A bench of justices P.S. Narasimha and R. Mahadevan dismissed the distinction between government doctors and private doctors—as claimed by the Maharashtra government—under the insurance scheme.
“Once two conditions—that the doctor opened his/her clinic during the pandemic and died due to COVID-19—are satisfied, it is not for us to consider whether the doctor opened [the clinic] for providing services for COVID-19 treatment,” the bench said orally. “There should be evidence to support the two conditions.”
The bench, however, has reserved its judgment to prescribe broad guidelines for the implementation of the insurance scheme.
The Union Ministry of Health and Family Welfare announced the insurance scheme for health workers who died of COVID-19 on 28 March 2020.
Titled “Pradhan Mantri Garib Kalyan Yojana Package: Insurance Scheme for Health workers fighting COVID-19”, it assured Rs 50 lakh to the kin of eligible health workers who lost their lives due to COVID-19 while on official duty.

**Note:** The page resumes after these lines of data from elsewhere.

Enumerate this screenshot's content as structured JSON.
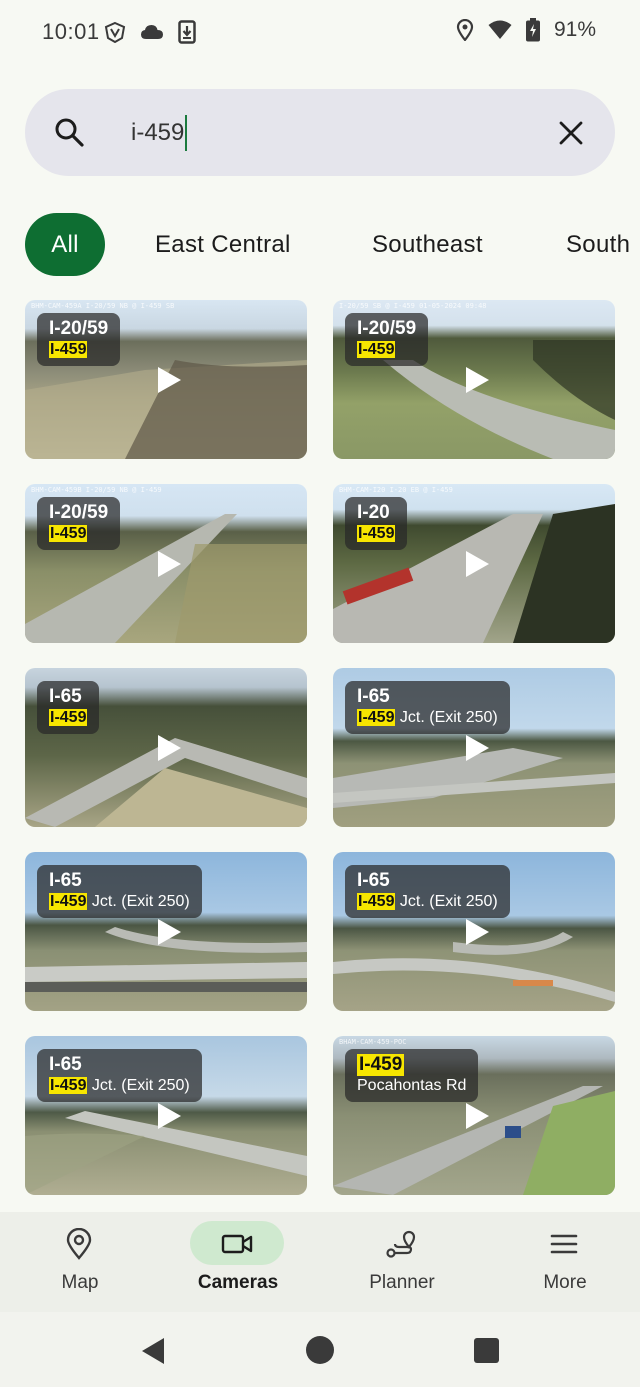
{
  "status_bar": {
    "time": "10:01",
    "battery": "91%",
    "icons": [
      "vpn-icon",
      "cloud-icon",
      "download-icon",
      "location-icon",
      "wifi-icon",
      "battery-icon"
    ]
  },
  "search": {
    "value": "i-459",
    "icon": "search-icon",
    "clear_icon": "close-icon"
  },
  "filters": {
    "chips": [
      {
        "label": "All",
        "active": true
      },
      {
        "label": "East Central",
        "active": false
      },
      {
        "label": "Southeast",
        "active": false
      },
      {
        "label": "South",
        "active": false
      }
    ]
  },
  "cameras": [
    {
      "route": "I-20/59",
      "highlight": "I-459",
      "detail": "",
      "caption": "BHM-CAM-459A   I-20/59 NB @ I-459 SB"
    },
    {
      "route": "I-20/59",
      "highlight": "I-459",
      "detail": "",
      "caption": "I-20/59 SB @ I-459   01-05-2024 09:48"
    },
    {
      "route": "I-20/59",
      "highlight": "I-459",
      "detail": "",
      "caption": "BHM-CAM-459B   I-20/59 NB @ I-459"
    },
    {
      "route": "I-20",
      "highlight": "I-459",
      "detail": "",
      "caption": "BHM-CAM-I20   I-20 EB @ I-459"
    },
    {
      "route": "I-65",
      "highlight": "I-459",
      "detail": "",
      "caption": ""
    },
    {
      "route": "I-65",
      "highlight": "I-459",
      "detail": " Jct. (Exit 250)",
      "caption": ""
    },
    {
      "route": "I-65",
      "highlight": "I-459",
      "detail": " Jct. (Exit 250)",
      "caption": ""
    },
    {
      "route": "I-65",
      "highlight": "I-459",
      "detail": " Jct. (Exit 250)",
      "caption": ""
    },
    {
      "route": "I-65",
      "highlight": "I-459",
      "detail": " Jct. (Exit 250)",
      "caption": ""
    },
    {
      "route": "",
      "highlight": "I-459",
      "detail": "Pocahontas Rd",
      "caption": "BHAM-CAM-459-POC"
    }
  ],
  "bottom_nav": [
    {
      "label": "Map",
      "icon": "map-pin-icon",
      "active": false
    },
    {
      "label": "Cameras",
      "icon": "video-camera-icon",
      "active": true
    },
    {
      "label": "Planner",
      "icon": "route-planner-icon",
      "active": false
    },
    {
      "label": "More",
      "icon": "menu-icon",
      "active": false
    }
  ],
  "colors": {
    "accent": "#0e6e32",
    "highlight": "#f7e600",
    "active_pill": "#cfe9cf"
  }
}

“You should compel the insurance company to pay if, according to you, the condition is met that they were on a COVID-19 response, and they died because of COVID-19. Merely because they were not on government duty, the assumption that they were making profits and sitting idle is not correct,” the bench told additional solicitor general Aishwarya Bhatti, who argued that unless an order to requisition or draft a doctor during the pandemic was in place, the doctor would not be eligible under the PM insurance scheme.
The petition the SC was hearing challenges the Bombay High Court’s 2021 judgment that directed the exclusion of private doctors—not requisitioned by a government order at the time to work as frontline workers—from the scheme.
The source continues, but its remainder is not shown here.